I would like to see electron as system package. Would work similar to Webview in Android (which is updated as normal package and any app can use it). And the best part is, that it can be done (I mean, create such a component with nice installer and auto updater). Just nobody done it and rather keep bundling full electron with every app.
I started a webview project some time ago, and I see some people using it in their projects - https://github.com/zserge/webview Basically, it provides some high-level APi over a native system webview (WebKit or IE, depending on the OS).
I think it's designed to be a more matinable version of Electron, which bundles Chrome with every app that uses it. I have at least 3 or 4 copies of Chromium sitting around on my desktop at home because I use a few Electron apps.
One time, there was some BeagleBone tutorial that recommended using a Windows version of dd that is implemented as an Electron app. It was 200MB. For dd. Not great. At least this uses the Chrome you already have installed.
Yeah. "Real" native apps feel a lot better, and of course ship you a lot less code.
It is hard to justify the development effort for that, though, so this is the compromise. An app these days ideally supports Windows, Linux, MacOS, Android, iPhone, and the web... and that requires a lot of software engineers. Being able to write the bulk of the code once is appealing. But to the end user... they can tell that shortcuts were taken.
looks like it's basically electron but doesnt bundle chrome. and electron is a piece of crap.
edit: one time I downloaded this little mac menu bar applet that did something I wanted. I took a look at the little .js file that actually did stuff and it was about 200 lines or so. but the "application" was about 140 mega bytes. I never deleted something off my computer so fast.

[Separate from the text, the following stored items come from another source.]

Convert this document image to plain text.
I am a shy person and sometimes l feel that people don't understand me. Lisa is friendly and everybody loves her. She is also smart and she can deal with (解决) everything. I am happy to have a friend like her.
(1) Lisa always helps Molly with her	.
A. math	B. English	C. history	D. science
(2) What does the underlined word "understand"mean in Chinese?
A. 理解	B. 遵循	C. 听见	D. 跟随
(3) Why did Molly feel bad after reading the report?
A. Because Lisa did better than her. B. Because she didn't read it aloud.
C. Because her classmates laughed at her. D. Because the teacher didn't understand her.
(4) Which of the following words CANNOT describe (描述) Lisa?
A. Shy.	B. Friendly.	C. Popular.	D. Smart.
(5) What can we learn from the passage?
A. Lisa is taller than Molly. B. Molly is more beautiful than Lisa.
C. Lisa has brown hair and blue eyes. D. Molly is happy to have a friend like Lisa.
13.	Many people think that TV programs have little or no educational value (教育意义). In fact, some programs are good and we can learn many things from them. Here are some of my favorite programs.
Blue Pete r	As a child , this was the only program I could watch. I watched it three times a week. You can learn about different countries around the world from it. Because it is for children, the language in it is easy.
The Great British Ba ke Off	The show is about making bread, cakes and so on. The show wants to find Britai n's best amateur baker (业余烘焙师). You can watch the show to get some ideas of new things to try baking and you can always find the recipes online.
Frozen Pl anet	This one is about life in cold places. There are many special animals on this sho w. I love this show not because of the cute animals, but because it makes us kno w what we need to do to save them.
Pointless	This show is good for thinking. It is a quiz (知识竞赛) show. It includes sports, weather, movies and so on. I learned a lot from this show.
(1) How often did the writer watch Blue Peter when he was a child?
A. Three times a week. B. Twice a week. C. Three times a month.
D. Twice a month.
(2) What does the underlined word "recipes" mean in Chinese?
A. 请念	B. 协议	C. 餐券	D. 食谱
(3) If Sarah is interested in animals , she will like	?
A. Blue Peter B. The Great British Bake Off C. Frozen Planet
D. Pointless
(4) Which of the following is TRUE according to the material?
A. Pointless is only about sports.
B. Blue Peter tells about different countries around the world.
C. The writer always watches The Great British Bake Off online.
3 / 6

However it comes at the cost of assuming the user already has chrome installed - as well as a more separate model between browser (UX) code and application logic.
I see this as being extremely useful for community tools that currently run on Electron (like iNav https://github.com/iNavFlight/inav/wiki). I'm hesitant to think it will be very viable for commercial products - but my instincts are wrong most of the time.
Ideally carlo would also be able to create a build target that bundles chromium with it, so that there is support for users without Chrome - and carlo will act more like Electron in that case.